Kutipan ini sangat relevan dengan kondisi Nduga. Pendidikan tidak boleh hanya berfungsi sebagai instrumen birokratis yang menyesuaikan anak-anak dengan sistem yang menindas. Pendidikan harus menjadi praktik kebebasan. Ia membuka ruang bagi anak-anak untuk mengkritisi realitas, memahami situasi konflik yang mereka alami, dan menemukan jalan untuk mengubah masa depan mereka sendiri.

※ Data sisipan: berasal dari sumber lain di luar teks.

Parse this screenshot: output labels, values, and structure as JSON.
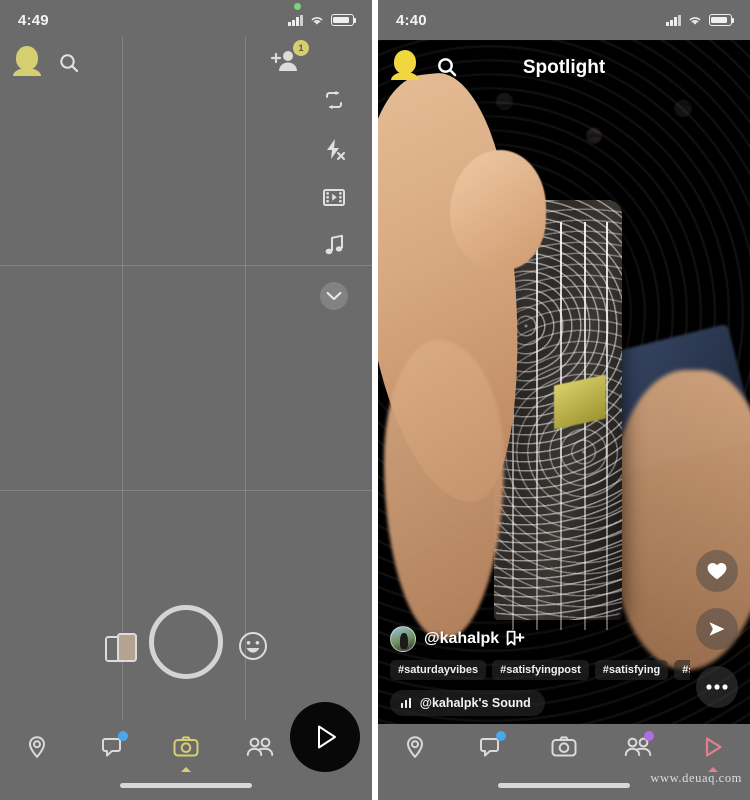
{
  "left_panel": {
    "status": {
      "time": "4:49",
      "signal_icon": "cellular-signal-icon",
      "wifi_icon": "wifi-icon",
      "battery_icon": "battery-icon"
    },
    "topbar": {
      "avatar": "profile-bitmoji-avatar",
      "search_icon": "search-icon",
      "add_friend_icon": "add-friend-icon",
      "add_friend_badge": "1",
      "flip_camera_icon": "flip-camera-icon",
      "flash_off_icon": "flash-off-icon",
      "timeline_icon": "timeline-filmstrip-icon",
      "music_icon": "music-note-icon",
      "more_icon": "chevron-down-icon"
    },
    "capture": {
      "shutter": "shutter-button",
      "lens_carousel_icon": "lens-cards-icon",
      "lens_explore_icon": "smiley-lens-icon"
    },
    "nav": [
      {
        "name": "map",
        "icon": "map-pin-icon",
        "active": false,
        "dot": ""
      },
      {
        "name": "chat",
        "icon": "chat-bubble-icon",
        "active": false,
        "dot": "#4aa8e8"
      },
      {
        "name": "camera",
        "icon": "camera-icon",
        "active": true,
        "dot": ""
      },
      {
        "name": "friends",
        "icon": "friends-icon",
        "active": false,
        "dot": ""
      },
      {
        "name": "spotlight",
        "icon": "play-triangle-icon",
        "active": false,
        "dot": ""
      }
    ],
    "spotlight_launch_icon": "play-triangle-icon",
    "active_color": "#d6cf72"
  },
  "right_panel": {
    "status": {
      "time": "4:40",
      "signal_icon": "cellular-signal-icon",
      "wifi_icon": "wifi-icon",
      "battery_icon": "battery-icon"
    },
    "header": {
      "title": "Spotlight",
      "avatar": "profile-bitmoji-avatar",
      "search_icon": "search-icon"
    },
    "actions": [
      {
        "name": "like",
        "icon": "heart-icon"
      },
      {
        "name": "share",
        "icon": "send-arrow-icon"
      },
      {
        "name": "more",
        "icon": "more-dots-icon"
      }
    ],
    "post": {
      "username": "@kahalpk",
      "subscribe_icon": "add-to-story-icon",
      "subscribe_label": "+",
      "hashtags": [
        "#saturdayvibes",
        "#satisfyingpost",
        "#satisfying",
        "#spo"
      ],
      "sound_label": "@kahalpk's Sound",
      "sound_icon": "audio-bars-icon"
    },
    "nav": [
      {
        "name": "map",
        "icon": "map-pin-icon",
        "active": false,
        "dot": ""
      },
      {
        "name": "chat",
        "icon": "chat-bubble-icon",
        "active": false,
        "dot": "#4aa8e8"
      },
      {
        "name": "camera",
        "icon": "camera-icon",
        "active": false,
        "dot": ""
      },
      {
        "name": "friends",
        "icon": "friends-icon",
        "active": false,
        "dot": "#b06de0"
      },
      {
        "name": "spotlight",
        "icon": "play-triangle-icon",
        "active": true,
        "dot": ""
      }
    ],
    "active_color": "#e0808f"
  },
  "watermark": "www.deuaq.com"
}
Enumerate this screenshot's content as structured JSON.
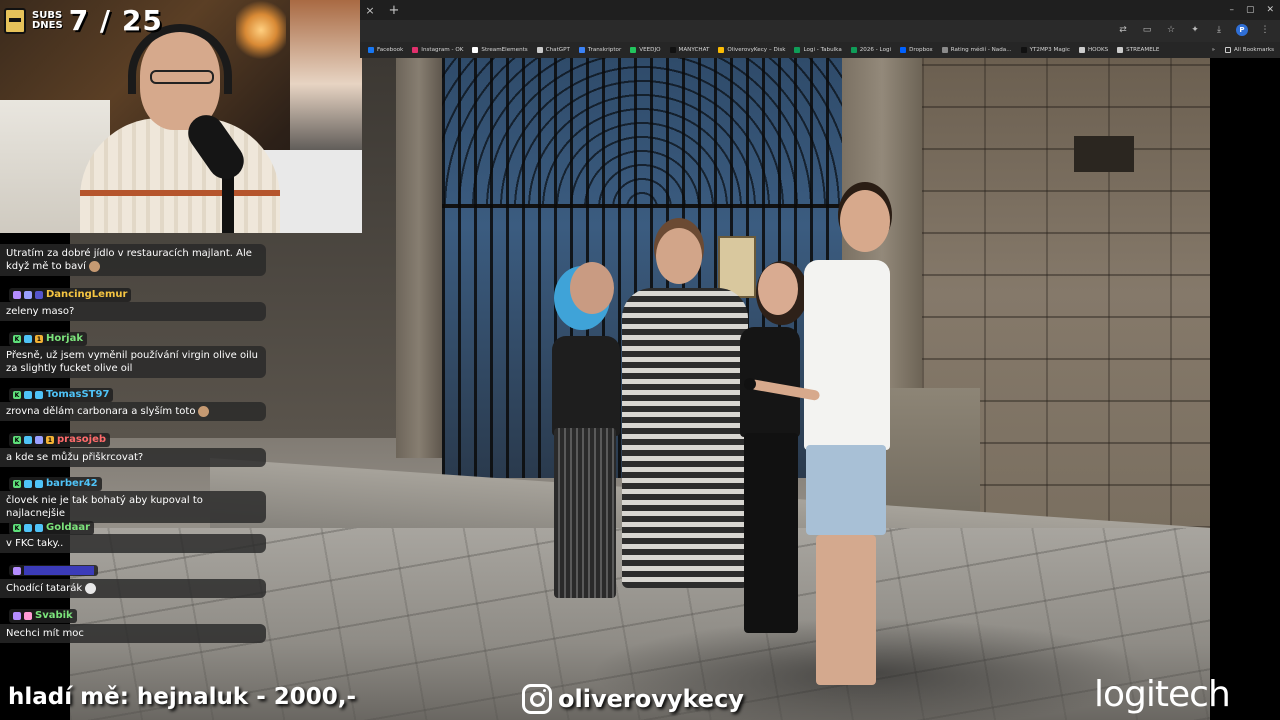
{
  "browser": {
    "tab_close": "×",
    "tab_new": "+",
    "window_controls": [
      "–",
      "▢",
      "✕"
    ],
    "toolbar_icons": [
      "translate-icon",
      "cast-icon",
      "star-icon",
      "extensions-icon",
      "downloads-icon"
    ],
    "profile_initial": "P",
    "bookmarks": [
      {
        "label": "Facebook",
        "color": "#1877f2"
      },
      {
        "label": "Instagram - OK",
        "color": "#e1306c"
      },
      {
        "label": "StreamElements",
        "color": "#ffffff"
      },
      {
        "label": "ChatGPT",
        "color": "#cccccc"
      },
      {
        "label": "Transkriptor",
        "color": "#3b82f6"
      },
      {
        "label": "VEEDJO",
        "color": "#22c55e"
      },
      {
        "label": "MANYCHAT",
        "color": "#111111"
      },
      {
        "label": "OliverovyKecy – Disk",
        "color": "#fbbc04"
      },
      {
        "label": "Logi - Tabulka",
        "color": "#0f9d58"
      },
      {
        "label": "2026 - Logi",
        "color": "#0f9d58"
      },
      {
        "label": "Dropbox",
        "color": "#0061ff"
      },
      {
        "label": "Rating médií - Nada...",
        "color": "#8a8a8a"
      },
      {
        "label": "YT2MP3 Magic",
        "color": "#111111"
      },
      {
        "label": "HOOKS",
        "color": "#cccccc"
      },
      {
        "label": "STREAMELE",
        "color": "#cccccc"
      }
    ],
    "bookmarks_overflow": "»",
    "all_bookmarks": "All Bookmarks"
  },
  "overlay": {
    "subs_word_1": "SUBS",
    "subs_word_2": "DNES",
    "subs_count": "7 / 25",
    "donation": "hladí mě: hejnaluk - 2000,-",
    "instagram_handle": "oliverovykecy",
    "sponsor": "logitech"
  },
  "chat": {
    "messages": [
      {
        "user": "",
        "text": "Utratím za dobré jídlo v restauracích majlant. Ale když mě to baví"
      },
      {
        "user": "DancingLemur",
        "color": "#f5c542",
        "text": "zeleny maso?"
      },
      {
        "user": "Horjak",
        "color": "#7be37b",
        "text": "Přesně, už jsem vyměnil používání virgin olive oilu za slightly fucket olive oil"
      },
      {
        "user": "TomasST97",
        "color": "#4fc3f7",
        "text": "zrovna dělám carbonara a slyším toto"
      },
      {
        "user": "prasojeb",
        "color": "#ff6b6b",
        "text": "a kde se můžu přiškrcovat?"
      },
      {
        "user": "barber42",
        "color": "#4fc3f7",
        "text": "človek nie je tak bohatý aby kupoval to najlacnejšie"
      },
      {
        "user": "Goldaar",
        "color": "#7be37b",
        "text": "v FKC taky.."
      },
      {
        "user": "",
        "color": "#5a5aff",
        "text": "Chodící tatarák"
      },
      {
        "user": "Svabik",
        "color": "#7be37b",
        "text": "Nechci mít moc"
      }
    ]
  }
}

Rumah Edukasi Yembe Mileh, Aboklau dan Tuani Sion diharapkan menjalankan praksis pendidikan ala Freire. Dengan segala keterbatasan, mereka menciptakan ruang dialog, mendekatkan guru dengan murid, dan menumbuhkan kesadaran kritis. Inilah inti dari pendidikan pembebasan: bukan sekadar transfer pengetahuan, melainkan pembentukan manusia merdeka yang mampu melawan penindasan dengan akal, hati, dan iman.

Jalan Keluar dari Jurang IPM Rendah

Rendahnya IPM Nduga bukan kutukan, melainkan tantangan yang harus dijawab bersama. Jalan keluarnya bukanlah proyek pembangunan yang serba top-down, melainkan pendekatan komprehensif antara intelligence quotient, emotional quotient, dan spiritual quotient.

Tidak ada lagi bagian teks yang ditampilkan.